L'assalto ad un furgoncino portavalori frutta un bottino di lingotti d'oro ad una banda di ladri, composta da individui talmente spietati che, per portare a termine il colpo, non esitano ad eliminare scorta e autista del blindato. I delinquenti sono costretti a riparare in una isolata casa, di proprietà di una pittrice che vive sulla riva del mare, nella costa di una assolata Corsica. Raggiunto da una coppia di poliziotti, il gruppo si scompone quando ogni elemento combatte contro l'altro, a causa dal cospicuo valore del malloppo.
Arriva finalmente dal Belgio il terzo atteso lungometraggio della coppia Hélène Cattet e Bruno Forzani, già geniali autori dell'esaltante opera d'esordio Amer e del (meno) riuscito Lacrime di sangue. Qui i riferimenti sono -manco a dirlo- al cinema italiano psichedelico Anni '70, con occhio di riguardo al poliziesco o, meglio, al polar. Al solito, la predominante del lungometraggio è data da un linguaggio filmico personalissimo e atipico, con continue sfumature cromatiche, dettagli particolareggiati di occhi e bocca, dissolvenze incrociate o "a schiaffo" e continui sbalzi narrativi sulla linea temporale che scorre ora in avanti, quando non indietro, nella cronologia causando continui cambi di prospettiva della visione "parziale" degli eventi. La regia è dinamica, fluente ma talvolta confusa da immagini subliminali e comunque allegoriche (la donna crocifissa e costretta con corde alla minzione, già vista urinare sulla testa di un sepolto vivo) che non aiutano di certo il film a farsi apprezzare più di tanto.
I protagonisti sono poco più che macchiette, la storia (ispirata dal romanzo Che i cadaveri si abbronzino di Jean Patrick Manchette e Jean-Pierre Bastid) non fila per niente, rimanendo avvitata in una serie di eventi destinati a ripetersi ad nauseam, causa pure l'invadente loop pseudo narrativo che sbalza continuamente avanti e indietro le azioni di pochi minuti (addirittura secondi!).
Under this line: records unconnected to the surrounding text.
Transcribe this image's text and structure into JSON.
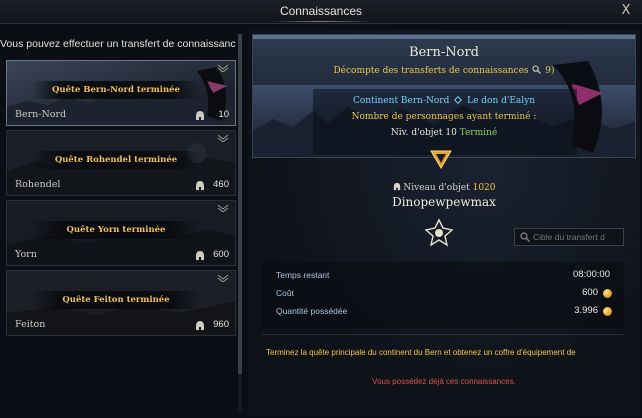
{
  "window": {
    "title": "Connaissances",
    "close_label": "X"
  },
  "left": {
    "header": "Vous pouvez effectuer un transfert de connaissances",
    "quests": [
      {
        "banner": "Quête Bern-Nord terminée",
        "name": "Bern-Nord",
        "count": "10",
        "selected": true
      },
      {
        "banner": "Quête Rohendel terminée",
        "name": "Rohendel",
        "count": "460",
        "selected": false
      },
      {
        "banner": "Quête Yorn terminée",
        "name": "Yorn",
        "count": "600",
        "selected": false
      },
      {
        "banner": "Quête Feiton terminée",
        "name": "Feiton",
        "count": "960",
        "selected": false
      }
    ]
  },
  "detail": {
    "continent": "Bern-Nord",
    "transfer_count": "Décompte des transferts de connaissances",
    "transfer_count_value": "9)",
    "reward_left": "Continent Bern-Nord",
    "reward_right": "Le don d'Ealyn",
    "completed_label": "Nombre de personnages ayant terminé :",
    "ilvl_prefix": "Niv. d'objet 10",
    "ilvl_status": "Terminé"
  },
  "target": {
    "ilvl_label": "Niveau d'objet",
    "ilvl_value": "1020",
    "name": "Dinopewpewmax",
    "search_placeholder": "Cible du transfert d"
  },
  "stats": {
    "time_label": "Temps restant",
    "time_value": "08:00:00",
    "cost_label": "Coût",
    "cost_value": "600",
    "owned_label": "Quantité possédée",
    "owned_value": "3.996"
  },
  "quest_info": "Terminez la quête principale du continent du Bern et obtenez un coffre d'équipement de",
  "warning": "Vous possédez déjà ces connaissances.",
  "colors": {
    "gold": "#f0c64a",
    "blue": "#6fd3ff",
    "green": "#8ad35a",
    "red": "#e05242"
  },
  "icons": [
    "close-icon",
    "chevron-down-icon",
    "helmet-icon",
    "search-icon",
    "gem-icon",
    "arrow-down-icon",
    "class-emblem-icon",
    "coin-icon"
  ]
}
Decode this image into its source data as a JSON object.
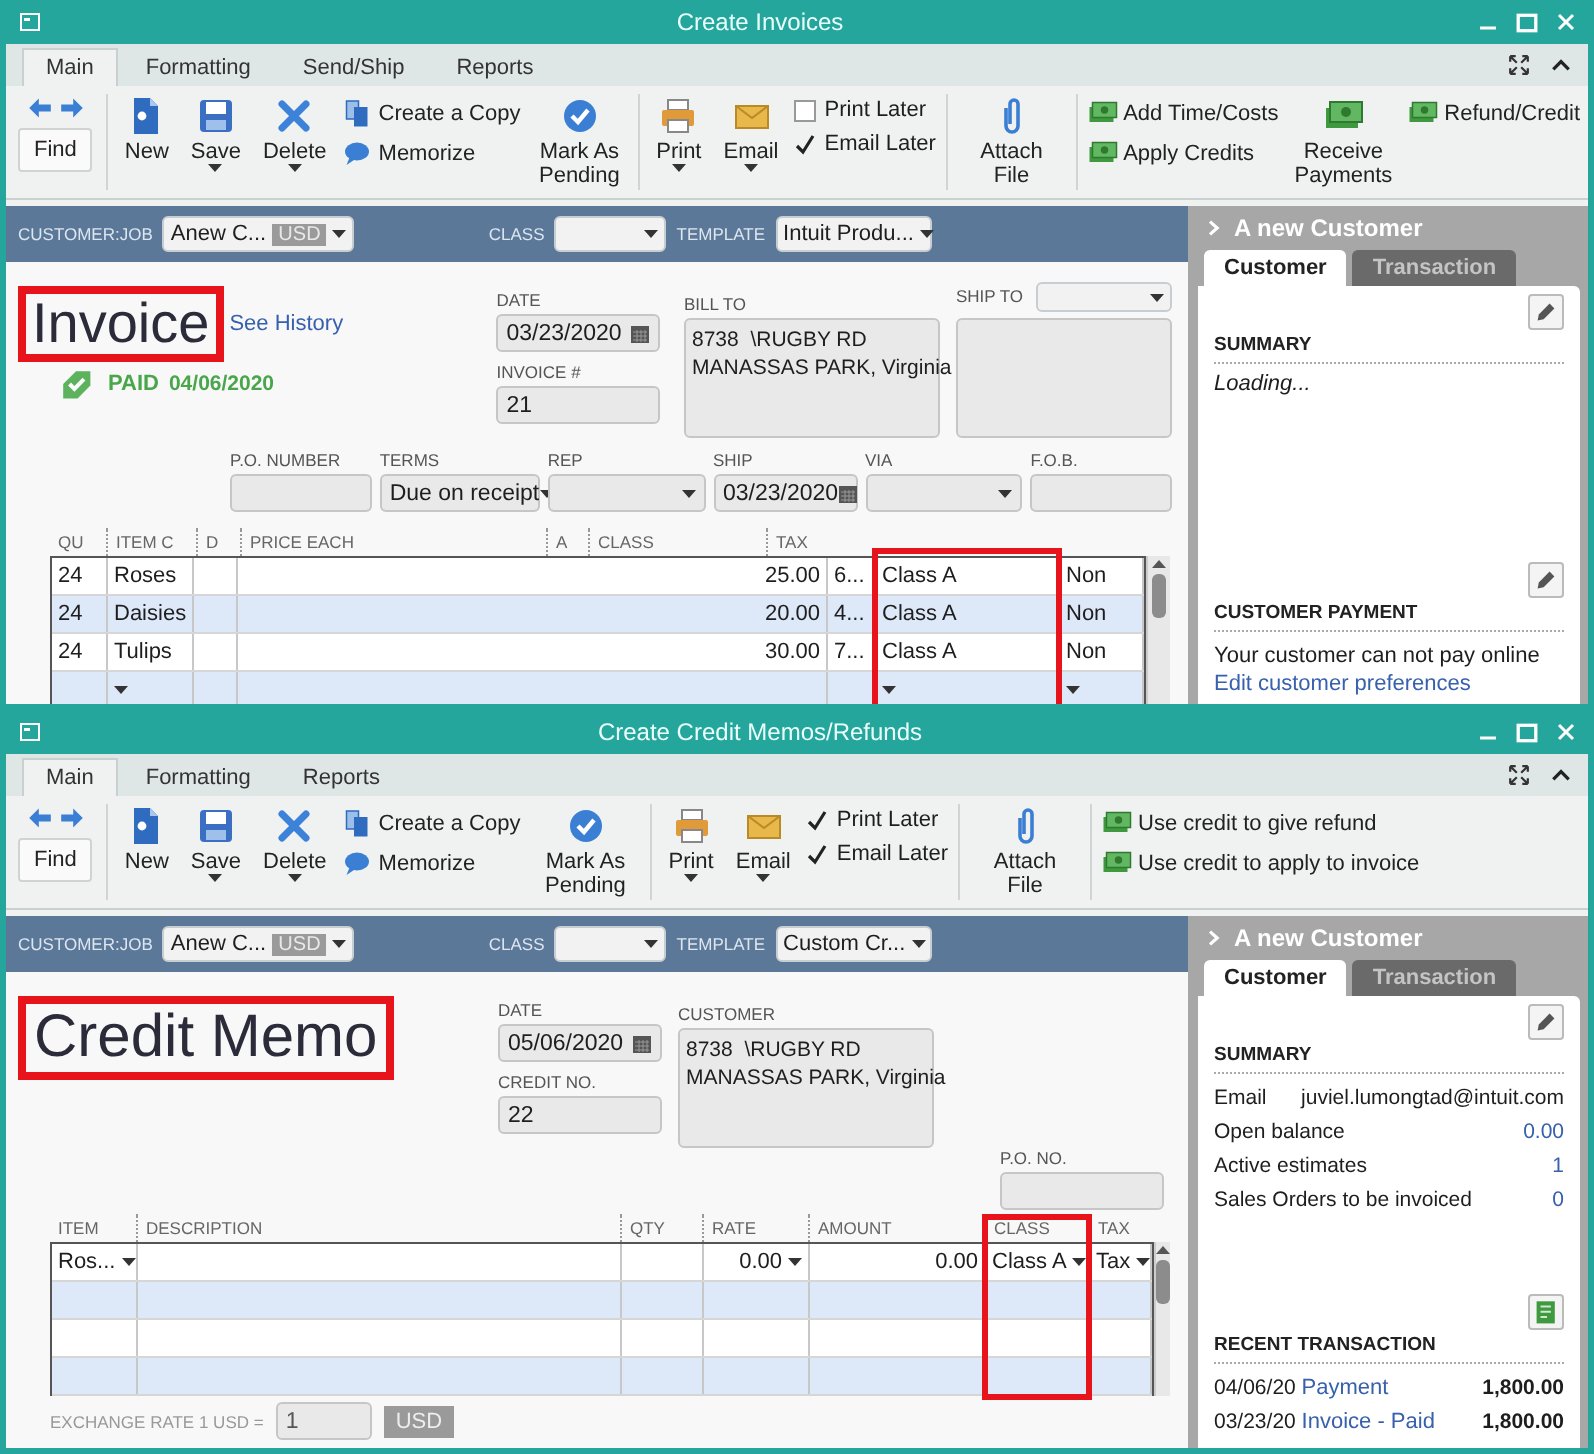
{
  "windows": [
    {
      "title": "Create Invoices",
      "ribbon_tabs": [
        {
          "label": "Main",
          "selected": true
        },
        {
          "label": "Formatting",
          "selected": false
        },
        {
          "label": "Send/Ship",
          "selected": false
        },
        {
          "label": "Reports",
          "selected": false
        }
      ],
      "toolbar": [
        [
          {
            "kind": "find",
            "label": "Find"
          }
        ],
        [
          {
            "kind": "new",
            "label": "New",
            "menu": false
          },
          {
            "kind": "save",
            "label": "Save",
            "menu": true
          },
          {
            "kind": "delete",
            "label": "Delete",
            "menu": true
          },
          {
            "stack": [
              {
                "kind": "copy",
                "label": "Create a Copy"
              },
              {
                "kind": "memorize",
                "label": "Memorize"
              }
            ]
          },
          {
            "kind": "mark",
            "label": "Mark As Pending",
            "menu": false
          }
        ],
        [
          {
            "kind": "print",
            "label": "Print",
            "menu": true
          },
          {
            "kind": "email",
            "label": "Email",
            "menu": true
          },
          {
            "stack": [
              {
                "kind": "check",
                "label": "Print Later",
                "checked": false
              },
              {
                "kind": "check",
                "label": "Email Later",
                "checked": true
              }
            ]
          }
        ],
        [
          {
            "kind": "attach",
            "label": "Attach File",
            "menu": false
          }
        ],
        [
          {
            "stack": [
              {
                "kind": "money",
                "label": "Add Time/Costs"
              },
              {
                "kind": "money",
                "label": "Apply Credits"
              }
            ]
          },
          {
            "kind": "money",
            "label": "Receive Payments",
            "menu": false
          },
          {
            "stack": [
              {
                "kind": "money",
                "label": "Refund/Credit"
              }
            ]
          }
        ]
      ],
      "header": {
        "customer_job": {
          "label": "CUSTOMER:JOB",
          "value": "Anew C...",
          "currency": "USD"
        },
        "class": {
          "label": "CLASS"
        },
        "template": {
          "label": "TEMPLATE",
          "value": "Intuit Produ..."
        }
      },
      "document": {
        "kind": "invoice",
        "title": "Invoice",
        "title_highlighted": true,
        "history_link": "See History",
        "status": {
          "label": "PAID",
          "date": "04/06/2020"
        },
        "date": {
          "label": "DATE",
          "value": "03/23/2020"
        },
        "number": {
          "label": "INVOICE #",
          "value": "21"
        },
        "address": {
          "label": "BILL TO",
          "lines": [
            "8738  \\RUGBY RD",
            "MANASSAS PARK, Virginia"
          ]
        },
        "ship_to": {
          "label": "SHIP TO"
        },
        "details": [
          {
            "label": "P.O. NUMBER",
            "kind": "text"
          },
          {
            "label": "TERMS",
            "kind": "select",
            "value": "Due on receipt"
          },
          {
            "label": "REP",
            "kind": "select"
          },
          {
            "label": "SHIP",
            "kind": "date",
            "value": "03/23/2020"
          },
          {
            "label": "VIA",
            "kind": "select"
          },
          {
            "label": "F.O.B.",
            "kind": "text"
          }
        ],
        "table": {
          "class_highlighted": true,
          "columns": [
            {
              "label": "QU"
            },
            {
              "label": "ITEM C"
            },
            {
              "label": "D"
            },
            {
              "label": "PRICE EACH"
            },
            {
              "label": "A"
            },
            {
              "label": "CLASS"
            },
            {
              "label": "TAX"
            }
          ],
          "rows": [
            {
              "qty": "24",
              "item": "Roses",
              "price": "25.00",
              "amount": "6...",
              "class": "Class A",
              "tax": "Non"
            },
            {
              "qty": "24",
              "item": "Daisies",
              "price": "20.00",
              "amount": "4...",
              "class": "Class A",
              "tax": "Non"
            },
            {
              "qty": "24",
              "item": "Tulips",
              "price": "30.00",
              "amount": "7...",
              "class": "Class A",
              "tax": "Non"
            }
          ]
        }
      },
      "side_panel": {
        "title": "A new Customer",
        "tabs": [
          {
            "label": "Customer",
            "selected": true
          },
          {
            "label": "Transaction",
            "selected": false
          }
        ],
        "sections": [
          {
            "heading": "SUMMARY",
            "kind": "edit",
            "status": "Loading..."
          },
          {
            "heading": "CUSTOMER PAYMENT",
            "kind": "edit",
            "note": "Your customer can not pay online",
            "link": "Edit customer preferences"
          }
        ]
      }
    },
    {
      "title": "Create Credit Memos/Refunds",
      "ribbon_tabs": [
        {
          "label": "Main",
          "selected": true
        },
        {
          "label": "Formatting",
          "selected": false
        },
        {
          "label": "Reports",
          "selected": false
        }
      ],
      "toolbar": [
        [
          {
            "kind": "find",
            "label": "Find"
          }
        ],
        [
          {
            "kind": "new",
            "label": "New",
            "menu": false
          },
          {
            "kind": "save",
            "label": "Save",
            "menu": true
          },
          {
            "kind": "delete",
            "label": "Delete",
            "menu": true
          },
          {
            "stack": [
              {
                "kind": "copy",
                "label": "Create a Copy"
              },
              {
                "kind": "memorize",
                "label": "Memorize"
              }
            ]
          },
          {
            "kind": "mark",
            "label": "Mark As Pending",
            "menu": false
          }
        ],
        [
          {
            "kind": "print",
            "label": "Print",
            "menu": true
          },
          {
            "kind": "email",
            "label": "Email",
            "menu": true
          },
          {
            "stack": [
              {
                "kind": "check",
                "label": "Print Later",
                "checked": true
              },
              {
                "kind": "check",
                "label": "Email Later",
                "checked": true
              }
            ]
          }
        ],
        [
          {
            "kind": "attach",
            "label": "Attach File",
            "menu": false
          }
        ],
        [
          {
            "stack": [
              {
                "kind": "money",
                "label": "Use credit to give refund"
              },
              {
                "kind": "money",
                "label": "Use credit to apply to invoice"
              }
            ]
          }
        ]
      ],
      "header": {
        "customer_job": {
          "label": "CUSTOMER:JOB",
          "value": "Anew C...",
          "currency": "USD"
        },
        "class": {
          "label": "CLASS"
        },
        "template": {
          "label": "TEMPLATE",
          "value": "Custom Cr..."
        }
      },
      "document": {
        "kind": "credit_memo",
        "title": "Credit Memo",
        "title_highlighted": true,
        "date": {
          "label": "DATE",
          "value": "05/06/2020"
        },
        "number": {
          "label": "CREDIT NO.",
          "value": "22"
        },
        "address": {
          "label": "CUSTOMER",
          "lines": [
            "8738  \\RUGBY RD",
            "MANASSAS PARK, Virginia"
          ]
        },
        "po": {
          "label": "P.O. NO."
        },
        "table": {
          "class_highlighted": true,
          "columns": [
            {
              "label": "ITEM"
            },
            {
              "label": "DESCRIPTION"
            },
            {
              "label": "QTY"
            },
            {
              "label": "RATE"
            },
            {
              "label": "AMOUNT"
            },
            {
              "label": "CLASS"
            },
            {
              "label": "TAX"
            }
          ],
          "rows": [
            {
              "item": "Ros...",
              "rate": "0.00",
              "amount": "0.00",
              "class": "Class A",
              "tax": "Tax"
            }
          ]
        },
        "exchange": {
          "label": "EXCHANGE RATE 1 USD =",
          "value": "1",
          "currency": "USD"
        }
      },
      "side_panel": {
        "title": "A new Customer",
        "tabs": [
          {
            "label": "Customer",
            "selected": true
          },
          {
            "label": "Transaction",
            "selected": false
          }
        ],
        "sections": [
          {
            "heading": "SUMMARY",
            "kind": "edit",
            "rows": [
              {
                "label": "Email",
                "value": "juviel.lumongtad@intuit.com",
                "kind": "text"
              },
              {
                "label": "Open balance",
                "value": "0.00",
                "kind": "link"
              },
              {
                "label": "Active estimates",
                "value": "1",
                "kind": "link"
              },
              {
                "label": "Sales Orders to be invoiced",
                "value": "0",
                "kind": "link"
              }
            ]
          },
          {
            "heading": "RECENT TRANSACTION",
            "kind": "report",
            "transactions": [
              {
                "date": "04/06/20",
                "label": "Payment",
                "amount": "1,800.00"
              },
              {
                "date": "03/23/20",
                "label": "Invoice - Paid",
                "amount": "1,800.00"
              }
            ]
          }
        ]
      }
    }
  ]
}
E che dire del profluvio di musiche tratte dal cinema di genere italiano dei tempi migliori (opere di Morricone, Cipriani e Fidenco)? Firma inconfondibile degli autori che però qui sembra essere puramente fine a se stessa, essendo sostanzialmente concentrata nelle sequenze (confusissime, caotiche) finali.
Insomma, questo poco fruibile titolo (soprattutto per un pubblico convenzionale), dà sintomo purtroppo del declino avviato con la seconda regia (Lacrime di sangue) della coppia di registi che confermano qui essere in grado di realizzare immagini affascinanti e perfette, perse però nel vuoto di una sceneggiatura priva di contenuto. La speranza è che, alla prossima occasione, Cattet e Forzani si prendano anche maggior cura del significato (le citazioni van bene ma solo quelle stancano pure). Un bel libro, infatti, non è tale solo se scritto con bella calligrafia ma anche per quello che rappresenta tra le sue righe. In questo Let the corpses tan, purtroppo, il senso sfugge alla prima visione e dubitiamo che la maggior parte degli spettatori sia disposta a concedere una seconda chance.
I brani musicali saccheggiati nel film
Faccia a faccia, Matalo, Severamente, Zombie parade, From another world, Inseguita, Un ospite inatteso, Solo grida, Canto della campana stonata.